Le fabricant japonais de pneumatiques Bridgestone a annoncé mercredi vouloir entamer des discussions en vue de la fermeture de son usine de Béthune dans le Pas-de-Calais en raison de la faiblesse de la demande et d'une forte concurrence. Le maire parle d'une "humiliation" et les salariés sont sonnés par cette annonce.

Le site de Bridgestone à Béthunes
Le site de Bridgestone à Béthunes © AFP / Denis Charlet

L'usine Bridgestone à Béthune a été mise en service en 1961 et emploie aujourd'hui 863 personnes. Elle a une capacité de production d'environ 17 000 pneus par jour selon la direction de Bridgestone.  L'impact financier de la fermeture du site n'a pas été précisé dans le communiqué de la firme mercredi soir. 

Ce jeudi matin, sur place, c'est la gueule de bois.
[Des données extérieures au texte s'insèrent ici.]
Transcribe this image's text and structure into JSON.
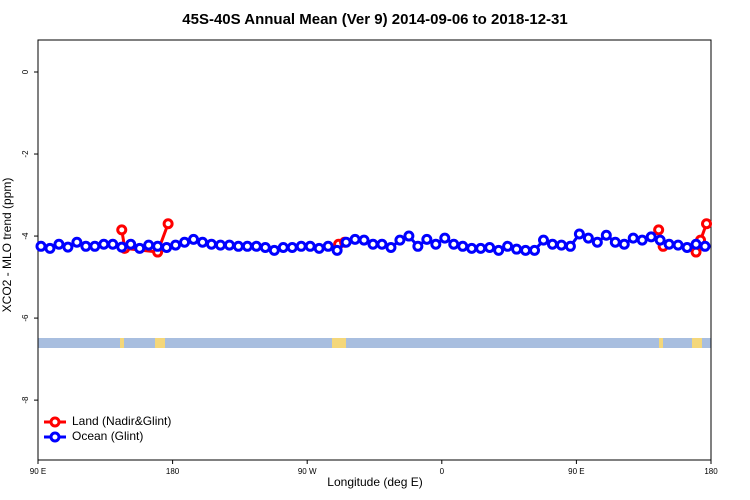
{
  "chart_data": {
    "type": "line",
    "title": "45S-40S Annual Mean (Ver 9)   2014-09-06 to 2018-12-31",
    "x_label": "Longitude (deg E)",
    "y_label": "XCO2 - MLO trend (ppm)",
    "xlim": [
      90,
      540
    ],
    "ylim": [
      -9.46,
      0.78
    ],
    "xticks": [
      {
        "value": 90,
        "label": "90 E"
      },
      {
        "value": 180,
        "label": "180"
      },
      {
        "value": 270,
        "label": "90 W"
      },
      {
        "value": 360,
        "label": "0"
      },
      {
        "value": 450,
        "label": "90 E"
      },
      {
        "value": 540,
        "label": "180"
      }
    ],
    "yticks": [
      0,
      -2,
      -4,
      -6,
      -8
    ],
    "legend": "bottom-left",
    "series": [
      {
        "name": "Land (Nadir&Glint)",
        "color": "#ff0000",
        "x": [
          146,
          148,
          170,
          177,
          230,
          291,
          295,
          400,
          505,
          508,
          520,
          530,
          533,
          537
        ],
        "values": [
          -3.85,
          -4.3,
          -4.39,
          -3.7,
          null,
          -4.2,
          -4.15,
          null,
          -3.85,
          -4.25,
          null,
          -4.39,
          -4.1,
          -3.7
        ]
      },
      {
        "name": "Ocean (Glint)",
        "color": "#0000ff",
        "x": [
          92,
          98,
          104,
          110,
          116,
          122,
          128,
          134,
          140,
          146,
          152,
          158,
          164,
          170,
          176,
          182,
          188,
          194,
          200,
          206,
          212,
          218,
          224,
          230,
          236,
          242,
          248,
          254,
          260,
          266,
          272,
          278,
          284,
          290,
          296,
          302,
          308,
          314,
          320,
          326,
          332,
          338,
          344,
          350,
          356,
          362,
          368,
          374,
          380,
          386,
          392,
          398,
          404,
          410,
          416,
          422,
          428,
          434,
          440,
          446,
          452,
          458,
          464,
          470,
          476,
          482,
          488,
          494,
          500,
          506,
          512,
          518,
          524,
          530,
          536
        ],
        "values": [
          -4.25,
          -4.3,
          -4.2,
          -4.27,
          -4.15,
          -4.25,
          -4.25,
          -4.2,
          -4.2,
          -4.27,
          -4.2,
          -4.3,
          -4.22,
          -4.25,
          -4.28,
          -4.22,
          -4.15,
          -4.08,
          -4.15,
          -4.2,
          -4.22,
          -4.22,
          -4.25,
          -4.25,
          -4.25,
          -4.28,
          -4.35,
          -4.28,
          -4.28,
          -4.25,
          -4.25,
          -4.3,
          -4.25,
          -4.35,
          -4.15,
          -4.08,
          -4.1,
          -4.2,
          -4.2,
          -4.28,
          -4.1,
          -4.0,
          -4.25,
          -4.08,
          -4.2,
          -4.05,
          -4.2,
          -4.25,
          -4.3,
          -4.3,
          -4.28,
          -4.35,
          -4.25,
          -4.32,
          -4.35,
          -4.35,
          -4.1,
          -4.2,
          -4.22,
          -4.25,
          -3.95,
          -4.05,
          -4.15,
          -3.98,
          -4.15,
          -4.2,
          -4.05,
          -4.1,
          -4.02,
          -4.1,
          -4.2,
          -4.22,
          -4.28,
          -4.2,
          -4.25
        ]
      }
    ]
  }
}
La fermeture est annoncée à l'horizon 2021. Le groupe évoque une surproduction en Europe et une concurrence des marques asiatiques à bas coûts. Il assure vouloir limiter le nombre de licenciements grâce à des mesures de pré-retraitre ou de reclassement. 

"Les investissements étaient dérisoires, alors que les autres sites bénéficiaient de nouvelles machines". 

Mais pour les élus comme pour les salariés et leurs représentants syndicaux, c'est une véritable catastrophe : un "assassinat" pour le président de la région Xavier Bertrand. "C’est quelque chose qu'ils ont en tête depuis déjà un petit moment. Ils nous ont menti comme des cyniques qu'ils sont, les dirigeants de Bridgestone", a réagi ce mercredi sur franceinfo, Xavier Bertrand. "En novembre 2019", a-t-il poursuivi, "j’avais alerté le gouvernement qui avait accepté que l’on convoque les dirigeants de Bridgestone. Il nous avait dit les yeux dans les yeux : "Vous savez, le marché est franchement pas très bon, mais à court et moyen terme, vous n'avez rien à craindre pour l'usine de Béthune". Ils nous ont clairement menti. Cette annonce brutale ne peut absolument pas être mise sur le dos de la crise sanitaire qu'on a traversée".

C'est une "humiliation" pour le maire de Béthune et une "trahison" pour le gouvernement. Pour les salariés du site, c'est un énorme coup de massue.

La ministre déléguée à l'Industrie Agnès Pannier-Runacher a annoncé jeudi sur France Bleu Nord qu'une réunion "pourrait se tenir lundi" avec les dirigeants européens de Bridgestone. 

"Depuis un an ou deux, dans l'usine ça ne tourne plus" explique Stéphane Lesix, le secrétaire du Comité Social et Economique de l'entreprise, "niveau qualité, c'était devenu une catastrophe. On ne voyait plus le directeur, ni le directeur de production. C'était fait d'avance, car chez nous les investissements étaient dérisoires, alors que les autres sites bénéficiaient de nouvelles machines. Quand on veut tuer son chien, on dit qu'il a la rage. C'est ce qui s'est passé". 

Elus et gouvernement demandent au groupe de réviser sa copie

Depuis des années, la production de pneus à Béthune est en chute libre. Et la crise sanitaire n'y est pour rien. Certes, on vend moins de voitures, les gens roulent moins et changent moins les pneus de leurs véhicules. Mais les syndicats dénoncent un désengagement du groupe japonais depuis plusieurs années. A Béthune, disent-ils, on fabrique des pneus de Renault 4L que plus personne n'achète. 

L'Etat et les collectivités locales sont prêts à aider le fabriquant de pneus à investir à Béthune, à condition, dit Xavier Bertrand que Bridgestone joue le jeu. A condition aussi, disent les syndicats, que l'emploi soit garanti ! 

Agnès Pannier-Runacher attend donc que le groupe revoit sa copie. "La première phase est de reposer la question de l'avenir industriel à Bridgestone et de lui demander de nous présenter des scénarios alternatifs." "Je veux d'abord un projet industriel" avant de mettre de l'argent public, souligne la ministre déléguée à l'Industrie, qui précise que, pour le moment, l'industriel n'a pas fait de proposition. Elle compte bien faire pression pour trouver une solution. "Si la perspective de la fermeture devient très difficile et très coûteuse pour Bridgestone, en tout état de cause, ils reviendront à la table des négociations."